Phrased otherwise, “[a] petitioner claiming ineffective assistance of counsel must satisfy a two-pronged test: (1) that his attorney made errors so serious as to cease functioning as counsel, and (2) that ‘there is a reasonable probability that, but for counsel’s unprofessional errors, the result of the proceeding would have been different.’ Phillips v. Warden, 220 Conn. 112, 132, 595 A.2d 1356 (1991), quoting Strickland v. Washington, [supra, 466 U.S. 694].” Rouillard v. Commissioner of Correction, supra, 35 Conn. App. 759. “A fair assessment of attorney performance requires that every effort be made to eliminate the distorting effects of hindsight, to reconstruct the circumstances of counsel’s challenged conduct, and to evaluate the conduct from counsel’s perspective at the time.” (Internal quotation marks omitted.) Johnson v. Commissioner of Correction, 222 *261Conn. 87, 92, 608 A.2d 667 (1992). A reviewing court must indulge a strong presumption that counsel’s conduct falls within the wide range of reasonable professional assistance. Stricklands v. Washington, supra, 689. Also, the “petitioner must overcome the presumption that, under the circumstances, the challenged action might be considered sound trial strategy.” Siano v. Warden, 31 Conn. App. 94, 97, 623 A.2d 1035, cert. denied, 226 Conn. 910, 628 A.2d 984 (1993).

Here, defense counsel testified that his investigation disclosed that any testimony, at the time of trial, of the petitioner’s mother, sister and girlfriend would not have helped the petitioner. Counsel stated further that an investigation failed to disclose the names of any of the twenty witnesses alleged by the petitioner to have been in the vicinity of the crime two hours before it occurred. The victim had testified that the petitioner was in a crowd of people across the street from the crime scene and had threatened him at that time. State v. Cosby, supra, 44 Conn. App. 28.

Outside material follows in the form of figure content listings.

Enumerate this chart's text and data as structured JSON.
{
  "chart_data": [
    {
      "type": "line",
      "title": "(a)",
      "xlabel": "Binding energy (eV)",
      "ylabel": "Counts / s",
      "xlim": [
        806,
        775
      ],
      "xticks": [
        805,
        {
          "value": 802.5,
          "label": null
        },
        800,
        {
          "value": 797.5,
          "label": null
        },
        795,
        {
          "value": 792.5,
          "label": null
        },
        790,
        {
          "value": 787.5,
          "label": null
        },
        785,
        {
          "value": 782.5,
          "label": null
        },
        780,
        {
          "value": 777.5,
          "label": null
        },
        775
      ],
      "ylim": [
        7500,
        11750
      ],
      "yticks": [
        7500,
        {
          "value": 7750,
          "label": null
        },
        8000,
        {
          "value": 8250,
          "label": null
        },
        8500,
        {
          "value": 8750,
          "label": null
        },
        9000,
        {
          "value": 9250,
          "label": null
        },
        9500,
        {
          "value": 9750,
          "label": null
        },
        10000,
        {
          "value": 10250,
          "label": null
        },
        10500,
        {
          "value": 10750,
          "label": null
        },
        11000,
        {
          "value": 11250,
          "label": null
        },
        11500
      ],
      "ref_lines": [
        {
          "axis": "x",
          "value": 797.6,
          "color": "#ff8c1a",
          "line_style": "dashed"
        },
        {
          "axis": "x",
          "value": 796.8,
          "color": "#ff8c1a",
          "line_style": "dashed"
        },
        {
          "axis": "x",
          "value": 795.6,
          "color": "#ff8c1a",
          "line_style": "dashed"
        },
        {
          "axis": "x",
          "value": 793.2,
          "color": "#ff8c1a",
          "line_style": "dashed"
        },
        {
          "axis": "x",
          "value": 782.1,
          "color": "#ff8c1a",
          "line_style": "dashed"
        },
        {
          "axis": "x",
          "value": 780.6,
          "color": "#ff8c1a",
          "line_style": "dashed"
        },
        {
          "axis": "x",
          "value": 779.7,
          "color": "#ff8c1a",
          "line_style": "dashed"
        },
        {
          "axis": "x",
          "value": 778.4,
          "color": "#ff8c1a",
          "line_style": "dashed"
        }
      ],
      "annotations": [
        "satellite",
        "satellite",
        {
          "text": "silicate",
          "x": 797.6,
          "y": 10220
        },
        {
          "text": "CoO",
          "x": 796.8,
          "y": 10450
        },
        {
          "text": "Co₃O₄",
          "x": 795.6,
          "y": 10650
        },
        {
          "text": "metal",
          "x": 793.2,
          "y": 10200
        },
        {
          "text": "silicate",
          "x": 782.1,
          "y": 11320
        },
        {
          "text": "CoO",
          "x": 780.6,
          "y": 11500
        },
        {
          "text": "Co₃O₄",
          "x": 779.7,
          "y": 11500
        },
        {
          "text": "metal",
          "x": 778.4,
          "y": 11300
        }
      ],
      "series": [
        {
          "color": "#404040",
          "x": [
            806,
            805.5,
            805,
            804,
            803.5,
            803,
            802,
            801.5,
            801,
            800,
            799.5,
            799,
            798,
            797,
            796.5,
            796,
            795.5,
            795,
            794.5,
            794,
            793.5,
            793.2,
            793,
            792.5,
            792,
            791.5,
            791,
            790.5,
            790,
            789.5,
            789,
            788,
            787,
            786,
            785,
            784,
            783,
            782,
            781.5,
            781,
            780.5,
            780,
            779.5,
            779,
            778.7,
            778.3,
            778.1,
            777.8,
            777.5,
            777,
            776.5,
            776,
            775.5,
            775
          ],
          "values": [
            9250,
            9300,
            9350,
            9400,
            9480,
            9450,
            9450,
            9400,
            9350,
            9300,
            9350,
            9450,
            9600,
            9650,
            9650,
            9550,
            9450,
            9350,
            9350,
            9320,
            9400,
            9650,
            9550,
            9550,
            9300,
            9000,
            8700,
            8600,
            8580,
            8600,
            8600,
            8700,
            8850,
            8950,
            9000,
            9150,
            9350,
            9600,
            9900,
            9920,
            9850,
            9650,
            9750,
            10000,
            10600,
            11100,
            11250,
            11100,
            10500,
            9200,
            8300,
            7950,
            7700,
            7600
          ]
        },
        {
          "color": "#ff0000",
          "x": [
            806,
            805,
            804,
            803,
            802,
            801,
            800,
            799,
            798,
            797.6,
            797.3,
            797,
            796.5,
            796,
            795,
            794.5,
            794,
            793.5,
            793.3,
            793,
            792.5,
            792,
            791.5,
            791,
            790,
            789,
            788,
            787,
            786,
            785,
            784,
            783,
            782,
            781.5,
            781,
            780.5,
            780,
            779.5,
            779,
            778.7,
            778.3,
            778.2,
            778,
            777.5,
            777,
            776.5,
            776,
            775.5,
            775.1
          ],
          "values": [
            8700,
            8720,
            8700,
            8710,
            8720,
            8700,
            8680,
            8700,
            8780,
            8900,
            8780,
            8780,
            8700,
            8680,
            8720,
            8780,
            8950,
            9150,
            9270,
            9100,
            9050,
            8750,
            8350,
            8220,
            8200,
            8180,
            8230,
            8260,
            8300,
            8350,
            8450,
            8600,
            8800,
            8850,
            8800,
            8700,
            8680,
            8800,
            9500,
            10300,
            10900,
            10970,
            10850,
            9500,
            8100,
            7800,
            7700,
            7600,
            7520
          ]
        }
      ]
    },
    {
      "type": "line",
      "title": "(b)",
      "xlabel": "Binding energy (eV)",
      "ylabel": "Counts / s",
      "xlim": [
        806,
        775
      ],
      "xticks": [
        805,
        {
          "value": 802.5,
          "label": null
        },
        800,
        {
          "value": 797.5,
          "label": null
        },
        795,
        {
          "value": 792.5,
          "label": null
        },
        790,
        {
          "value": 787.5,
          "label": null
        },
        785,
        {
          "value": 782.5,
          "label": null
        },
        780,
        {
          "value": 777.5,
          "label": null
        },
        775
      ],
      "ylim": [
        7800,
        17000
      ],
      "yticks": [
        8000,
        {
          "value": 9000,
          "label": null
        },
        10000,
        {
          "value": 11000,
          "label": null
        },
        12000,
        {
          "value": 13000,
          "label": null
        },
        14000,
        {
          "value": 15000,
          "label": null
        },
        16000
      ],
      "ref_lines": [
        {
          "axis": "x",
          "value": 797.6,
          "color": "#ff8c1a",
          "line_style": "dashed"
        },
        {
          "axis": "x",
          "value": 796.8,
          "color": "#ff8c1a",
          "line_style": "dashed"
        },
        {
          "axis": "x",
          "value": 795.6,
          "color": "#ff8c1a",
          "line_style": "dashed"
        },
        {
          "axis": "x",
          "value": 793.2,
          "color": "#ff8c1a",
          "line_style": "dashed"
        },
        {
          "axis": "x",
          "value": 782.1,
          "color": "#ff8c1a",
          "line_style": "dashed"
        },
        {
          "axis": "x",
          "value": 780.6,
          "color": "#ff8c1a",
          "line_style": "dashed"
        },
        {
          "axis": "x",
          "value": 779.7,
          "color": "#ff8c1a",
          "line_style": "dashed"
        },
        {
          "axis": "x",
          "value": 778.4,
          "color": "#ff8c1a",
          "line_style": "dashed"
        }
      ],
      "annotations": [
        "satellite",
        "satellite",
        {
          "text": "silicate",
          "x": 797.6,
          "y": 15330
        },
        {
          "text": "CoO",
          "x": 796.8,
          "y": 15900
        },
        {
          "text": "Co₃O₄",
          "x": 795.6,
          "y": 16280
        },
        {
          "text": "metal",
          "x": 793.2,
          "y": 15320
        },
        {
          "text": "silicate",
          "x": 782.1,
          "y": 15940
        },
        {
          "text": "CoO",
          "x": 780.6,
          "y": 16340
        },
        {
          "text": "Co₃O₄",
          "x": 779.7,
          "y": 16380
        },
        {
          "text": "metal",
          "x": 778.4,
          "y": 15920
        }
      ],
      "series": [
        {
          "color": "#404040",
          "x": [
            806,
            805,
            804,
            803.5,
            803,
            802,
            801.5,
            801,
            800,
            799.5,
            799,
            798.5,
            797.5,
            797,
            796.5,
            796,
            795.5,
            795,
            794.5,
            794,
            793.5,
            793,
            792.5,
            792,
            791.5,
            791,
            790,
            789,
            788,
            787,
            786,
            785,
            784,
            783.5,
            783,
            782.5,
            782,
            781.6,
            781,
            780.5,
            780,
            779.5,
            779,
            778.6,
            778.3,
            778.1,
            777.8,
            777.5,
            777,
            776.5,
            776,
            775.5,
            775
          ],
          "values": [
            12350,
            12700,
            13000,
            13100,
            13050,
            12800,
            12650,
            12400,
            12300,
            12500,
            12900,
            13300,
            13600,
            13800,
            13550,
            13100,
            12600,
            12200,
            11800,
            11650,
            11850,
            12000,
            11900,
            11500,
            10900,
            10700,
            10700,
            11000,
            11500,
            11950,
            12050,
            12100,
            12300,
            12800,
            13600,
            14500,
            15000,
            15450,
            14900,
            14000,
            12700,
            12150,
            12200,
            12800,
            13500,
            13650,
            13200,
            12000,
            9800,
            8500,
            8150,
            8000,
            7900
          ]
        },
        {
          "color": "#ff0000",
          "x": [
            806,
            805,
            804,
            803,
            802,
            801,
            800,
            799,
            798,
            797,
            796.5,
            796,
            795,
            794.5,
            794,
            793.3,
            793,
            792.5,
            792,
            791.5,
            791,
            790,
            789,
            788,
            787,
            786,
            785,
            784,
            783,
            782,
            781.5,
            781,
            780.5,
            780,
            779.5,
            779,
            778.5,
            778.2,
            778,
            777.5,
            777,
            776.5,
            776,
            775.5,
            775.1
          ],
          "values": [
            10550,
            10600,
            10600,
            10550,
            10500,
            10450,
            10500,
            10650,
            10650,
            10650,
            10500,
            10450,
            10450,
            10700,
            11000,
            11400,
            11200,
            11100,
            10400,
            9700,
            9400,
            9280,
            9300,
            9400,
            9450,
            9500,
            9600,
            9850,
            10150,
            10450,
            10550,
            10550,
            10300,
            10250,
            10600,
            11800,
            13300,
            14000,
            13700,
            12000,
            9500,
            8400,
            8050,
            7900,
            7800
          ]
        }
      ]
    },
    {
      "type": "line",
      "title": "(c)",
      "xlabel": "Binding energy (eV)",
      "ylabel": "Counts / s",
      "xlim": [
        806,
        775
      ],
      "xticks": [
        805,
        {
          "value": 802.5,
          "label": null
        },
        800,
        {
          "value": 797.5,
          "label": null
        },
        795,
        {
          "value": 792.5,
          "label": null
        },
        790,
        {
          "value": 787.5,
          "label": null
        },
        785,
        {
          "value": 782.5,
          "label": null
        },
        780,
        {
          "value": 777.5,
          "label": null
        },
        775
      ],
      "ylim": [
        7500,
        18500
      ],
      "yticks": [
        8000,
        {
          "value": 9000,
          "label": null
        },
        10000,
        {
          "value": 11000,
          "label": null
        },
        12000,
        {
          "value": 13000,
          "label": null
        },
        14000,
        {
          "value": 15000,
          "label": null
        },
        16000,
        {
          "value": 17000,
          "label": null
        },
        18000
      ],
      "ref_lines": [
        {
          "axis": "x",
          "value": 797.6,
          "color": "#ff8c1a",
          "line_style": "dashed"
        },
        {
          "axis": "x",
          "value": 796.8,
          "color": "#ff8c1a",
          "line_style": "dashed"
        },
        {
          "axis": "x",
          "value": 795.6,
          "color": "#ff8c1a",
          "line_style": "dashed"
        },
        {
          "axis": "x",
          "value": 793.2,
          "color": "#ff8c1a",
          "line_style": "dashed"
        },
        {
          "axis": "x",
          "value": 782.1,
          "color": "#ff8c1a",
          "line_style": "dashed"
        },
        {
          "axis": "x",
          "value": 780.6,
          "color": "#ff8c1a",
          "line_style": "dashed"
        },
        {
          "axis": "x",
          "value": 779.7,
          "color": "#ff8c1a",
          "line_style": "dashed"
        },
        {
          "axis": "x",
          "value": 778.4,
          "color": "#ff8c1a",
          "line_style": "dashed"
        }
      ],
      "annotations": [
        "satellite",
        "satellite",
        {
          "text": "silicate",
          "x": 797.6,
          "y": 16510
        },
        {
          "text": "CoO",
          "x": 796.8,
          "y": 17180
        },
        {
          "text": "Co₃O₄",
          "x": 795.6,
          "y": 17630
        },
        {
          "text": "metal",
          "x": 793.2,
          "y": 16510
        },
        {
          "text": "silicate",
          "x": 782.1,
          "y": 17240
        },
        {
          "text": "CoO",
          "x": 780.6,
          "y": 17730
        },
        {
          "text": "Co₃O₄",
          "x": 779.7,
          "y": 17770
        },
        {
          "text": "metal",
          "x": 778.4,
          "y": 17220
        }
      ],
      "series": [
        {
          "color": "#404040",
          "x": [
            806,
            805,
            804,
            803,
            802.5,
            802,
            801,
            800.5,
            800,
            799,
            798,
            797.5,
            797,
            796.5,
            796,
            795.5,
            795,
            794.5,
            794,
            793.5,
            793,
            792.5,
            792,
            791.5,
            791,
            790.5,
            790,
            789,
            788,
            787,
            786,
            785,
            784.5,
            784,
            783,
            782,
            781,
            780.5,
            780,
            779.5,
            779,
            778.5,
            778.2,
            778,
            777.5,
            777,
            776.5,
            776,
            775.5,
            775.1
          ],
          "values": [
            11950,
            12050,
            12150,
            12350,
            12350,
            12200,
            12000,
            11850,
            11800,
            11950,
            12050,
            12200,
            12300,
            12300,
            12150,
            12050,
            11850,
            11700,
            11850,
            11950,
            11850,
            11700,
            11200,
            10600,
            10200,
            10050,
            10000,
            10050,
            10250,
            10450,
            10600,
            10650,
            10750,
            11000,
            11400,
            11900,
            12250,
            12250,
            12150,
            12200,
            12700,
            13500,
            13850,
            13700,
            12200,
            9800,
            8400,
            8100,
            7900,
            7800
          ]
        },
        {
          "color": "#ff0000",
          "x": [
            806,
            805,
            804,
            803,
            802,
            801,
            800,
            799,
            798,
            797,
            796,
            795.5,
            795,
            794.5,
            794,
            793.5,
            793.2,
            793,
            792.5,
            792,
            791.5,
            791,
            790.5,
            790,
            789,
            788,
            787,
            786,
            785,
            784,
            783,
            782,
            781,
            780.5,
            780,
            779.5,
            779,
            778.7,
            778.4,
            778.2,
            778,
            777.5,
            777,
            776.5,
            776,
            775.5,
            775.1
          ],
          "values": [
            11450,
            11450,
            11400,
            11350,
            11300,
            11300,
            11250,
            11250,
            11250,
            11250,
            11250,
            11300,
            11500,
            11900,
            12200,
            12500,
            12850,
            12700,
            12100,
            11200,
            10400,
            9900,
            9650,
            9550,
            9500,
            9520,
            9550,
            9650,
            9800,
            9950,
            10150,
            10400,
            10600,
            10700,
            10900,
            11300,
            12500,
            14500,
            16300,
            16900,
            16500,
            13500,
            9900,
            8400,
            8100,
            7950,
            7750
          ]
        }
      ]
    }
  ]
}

The petitioner has failed to show that defense counsel’s performance failed to comply with the standards recited previously. The court, therefore, acted properly, lawfully and in accordance with applicable law when it dismissed the petition for a writ of habeas corpus.

The judgment is affirmed.

In this opinion the other judges concurred.

The court thereafter granted the petitioner’s petition for certification to appeal from the dismissal of the petition for a writ of habeas corpus.